“(A pandemia) é especialmente uma época diferente, já que nunca tivemos uma redução de poluentes desde a revolução industrial”, diz doutor em oceanografia física, Hélvio Gregório
De acordo com o doutor Gregório, 37 anos, a pandemia não será um fator de mudança na relação das pessoas com o meio ambiente. “Talvez essa consciência (ambiental) só apareça a partir do momento em que se não preservarmos o meio ambiente nós vamos perder dinheiro.

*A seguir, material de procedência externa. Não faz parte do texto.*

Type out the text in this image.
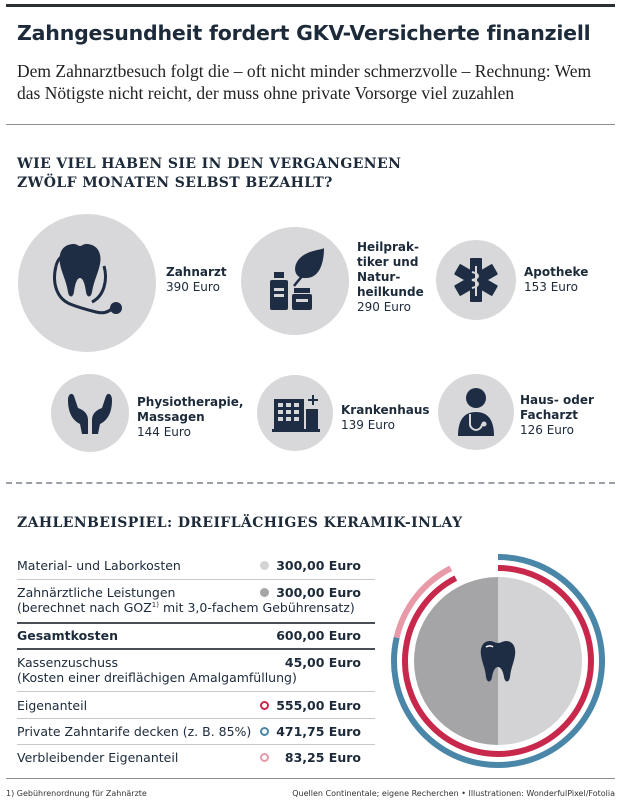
Zahngesundheit fordert GKV-Versicherte finanziell
Dem Zahnarztbesuch folgt die – oft nicht minder schmerzvolle – Rechnung: Wem das Nötigste nicht reicht, der muss ohne private Vorsorge viel zuzahlen
WIE VIEL HABEN SIE IN DEN VERGANGENEN
ZWÖLF MONATEN SELBST BEZAHLT?
Zahnarzt
390 Euro
Heilprak-
tiker und
Natur-
heilkunde
290 Euro
Apotheke
153 Euro
Physiotherapie,
Massagen
144 Euro
Krankenhaus
139 Euro
Haus- oder
Facharzt
126 Euro
ZAHLENBEISPIEL: DREIFLÄCHIGES KERAMIK-INLAY
Material- und Laborkosten	300,00 Euro
Zahnärztliche Leistungen	300,00 Euro
(berechnet nach GOZ$^{1)}$ mit 3,0-fachem Gebührensatz)
Gesamtkosten	600,00 Euro
Kassenzuschuss	45,00 Euro
(Kosten einer dreiflächigen Amalgamfüllung)
Eigenanteil	555,00 Euro
Private Zahntarife decken (z. B. 85%) 471,75 Euro
Verbleibender Eigenanteil	83,25 Euro
1) Gebührenordnung für Zahnärzte	Quellen Continentale; eigene Recherchen • Illustrationen: WonderfulPixel/Fotolia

Todos esses estudos que vão ser gerados sobre os impactos teriam de ser absorvidos pela sociedade, mas infelizmente não acredito que isso será uma realidade factível”, ponto.
Nessa mesma discussão, o coordenador de projetos do Instituto de Energia e Meio Ambiente (IEMA), David Tsai, 35 anos, aponta uma visão mais otimista sobre possíveis mudanças no cotidiano. “Essa experiência vai se manter em algum nível, como aprendizado. Vão ganhar grande importância os meios de transporte ativos, sem aglomeração de pessoas e ao mesmo tempo que promovam o deslocamento coletivo de forma saudável. Além de uma possível mudança nos trabalhos de escritório, com menos deslocamentos e mais reuniões remotas”, comenta.

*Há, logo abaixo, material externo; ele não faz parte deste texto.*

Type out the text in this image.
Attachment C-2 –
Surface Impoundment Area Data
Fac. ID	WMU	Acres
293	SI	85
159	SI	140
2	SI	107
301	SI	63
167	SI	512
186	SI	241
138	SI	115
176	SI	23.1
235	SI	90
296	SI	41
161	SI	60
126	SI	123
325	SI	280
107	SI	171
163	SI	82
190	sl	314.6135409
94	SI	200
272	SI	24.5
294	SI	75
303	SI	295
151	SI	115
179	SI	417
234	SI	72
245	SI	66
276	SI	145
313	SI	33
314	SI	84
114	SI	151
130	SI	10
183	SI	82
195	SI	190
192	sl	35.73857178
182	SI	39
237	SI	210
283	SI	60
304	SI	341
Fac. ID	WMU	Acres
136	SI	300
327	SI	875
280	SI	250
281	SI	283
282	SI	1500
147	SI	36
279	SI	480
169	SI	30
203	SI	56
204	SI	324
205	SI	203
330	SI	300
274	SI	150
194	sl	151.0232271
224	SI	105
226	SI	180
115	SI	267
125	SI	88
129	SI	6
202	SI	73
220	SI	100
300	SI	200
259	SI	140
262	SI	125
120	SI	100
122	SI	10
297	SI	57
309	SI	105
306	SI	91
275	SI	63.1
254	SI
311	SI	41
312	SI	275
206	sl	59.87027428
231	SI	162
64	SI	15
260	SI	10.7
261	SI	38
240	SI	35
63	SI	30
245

Apesar dessa divergência, todos os especialistas consultados por ESQUINAS concordam que, caso a retomada da economia seja feita de forma acelerada, todos os efeitos gerados na quarentena serão suprimidos rapidamente. Gustavo Armani, 45 anos, doutor em geografia física, traz um alarme para essa situação. “É questão de dias para voltar a poluição que tínhamos antes. Essas coisas já eram alertadas anteriormente, mas não davam bola, chamam a gente de alarmistas”, afirma.
Para avaliar o cenário e chegar a suas conclusões, os pesquisadores realizam estudos ao redor do país. Em São Paulo, o IEMA mede constantemente os impactos sobre a queda da poluição durante a pandemia. “São Paulo é uma exceção, pois tem equipamentos que medem diariamente (a poluição), já outros estados estão mal equipados. No tocante a poluentes emitidos diretamente por veículos, houve redução na capital como observado em outros lugares do mundo”, explica Tsai, coordenador de projetos do instituto.
Concordando com isso, Luiz Aragão, 46 anos, chefe da divisão de sensoriamento remoto do INPE, diz que haverá uma melhora se essa redução de veículos e poluição continuar a longo prazo. “Esses estudos são focados na direção de uma sociedade mais limpa. Tem efeitos colaterais, mas que podem ser tratados. É chance de mostrar alguns caminhos para o desenvolvimento sustentável, caminho que deve ser buscado. A Terra está atingindo o limite em termos de capacidade suporte. A gente está dentro de uma panela de pressão que está prestes a explodir”, comenta.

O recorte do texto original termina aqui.